A Venn diagram analysis of putative Neat1 target miRNAs using Starbase v3.0, DIANA-LncBase, and miRDB databases. B Only 23 candidate miRNAs were expressed in CD4⁺ T cells isolated from EAU mice. Microarray-based bar graphs showing the expression level of candidate miRNA in CD4⁺ T cells isolated from EAU mice relative to those from naïve mice. C Real-time qRT-PCR analysis of miR-128-3p expression in Th17 cells transfected with ASO-NC or ASO-Neat1 (n = 4 per group). D Sequence alignment between miR-128-3p and its potential binding sites (in red letters) in the lncRNA Neat1. E, F Luciferase activity analysis of reporter carrying Neat1 binding sites or mutant site (Mut) co-transfected into HEK293T with Ctrl mimics or miR-128-3p mimics (n = 4 per group). G–K CD4⁺ T cells isolated from immunized mice were transfected with indicated oligonucleotides and stimulated with IRBP_1-20 in the presence of irradiated APCs under Th17-polarizing conditions. G, J Real-time qRT-PCR analysis of Rorc, Il17 and Il23r expression (n = 4 per group). H ELISA analysis of IL-17 secretion in the culture supernatants (n = 4 per group). I, K Real-time qRT-PCR analysis of Nfat5 expression (n = 4 per group). Data are presented as mean ± SD of at least three independent experiments. *p < 0.05, **p < 0.01. See also Fig. S3.

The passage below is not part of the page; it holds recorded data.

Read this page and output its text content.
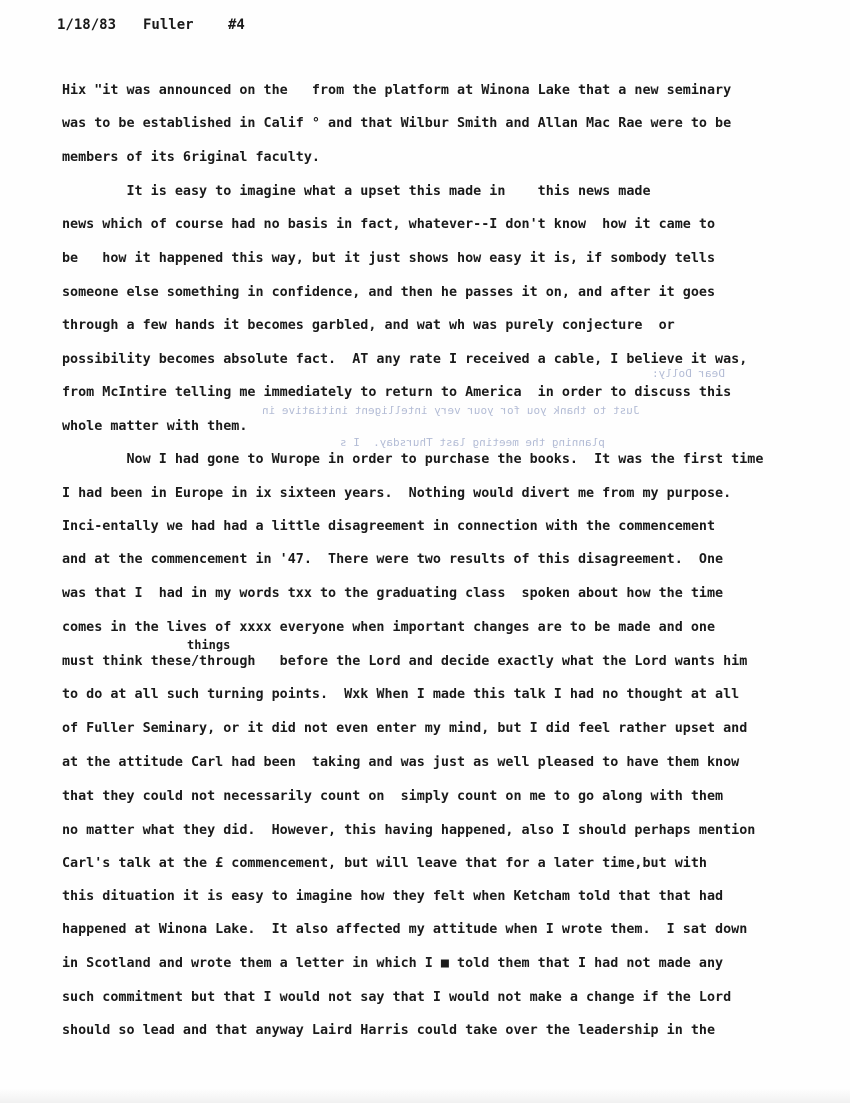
1/18/83 Fuller #4
Hix "it was announced on the   from the platform at Winona Lake that a new seminary
was to be established in Calif ° and that Wilbur Smith and Allan Mac Rae were to be
members of its 6riginal faculty.
It is easy to imagine what a upset this made in    this news made
news which of course had no basis in fact, whatever--I don't know  how it came to
be   how it happened this way, but it just shows how easy it is, if sombody tells
someone else something in confidence, and then he passes it on, and after it goes
through a few hands it becomes garbled, and wat wh was purely conjecture  or
possibility becomes absolute fact.  AT any rate I received a cable, I believe it was,
from McIntire telling me immediately to return to America  in order to discuss this
whole matter with them.
Now I had gone to Wurope in order to purchase the books.  It was the first time
I had been in Europe in ix sixteen years.  Nothing would divert me from my purpose.
Inci-entally we had had a little disagreement in connection with the commencement
and at the commencement in '47.  There were two results of this disagreement.  One
was that I  had in my words txx to the graduating class  spoken about how the time
comes in the lives of xxxx everyone when important changes are to be made and one
things
must think these/through   before the Lord and decide exactly what the Lord wants him
to do at all such turning points.  Wxk When I made this talk I had no thought at all
of Fuller Seminary, or it did not even enter my mind, but I did feel rather upset and
at the attitude Carl had been  taking and was just as well pleased to have them know
that they could not necessarily count on  simply count on me to go along with them
no matter what they did.  However, this having happened, also I should perhaps mention
Carl's talk at the £ commencement, but will leave that for a later time,but with
this dituation it is easy to imagine how they felt when Ketcham told that that had
happened at Winona Lake.  It also affected my attitude when I wrote them.  I sat down
in Scotland and wrote them a letter in which I ■ told them that I had not made any
such commitment but that I would not say that I would not make a change if the Lord
should so lead and that anyway Laird Harris could take over the leadership in the
Dear Dolly:
Just to thank you for your very intelligent initiative in
planning the meeting last Thursday.  I s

Fig. 7. Schematic showing the molecular mechanisms by which Neat1 regulates antigen-specific Th17 cell responses in EAU.

The increased expression of Neat1 is induced by IL-23 signaling, and Neat1 in turn augments IL-23R expression by regulating NonO and miR-128-3p/NFAT5, thus forming a positive feedback loop to sustain antigen-specific Th17 cell responses that contribute to the progression of EAU.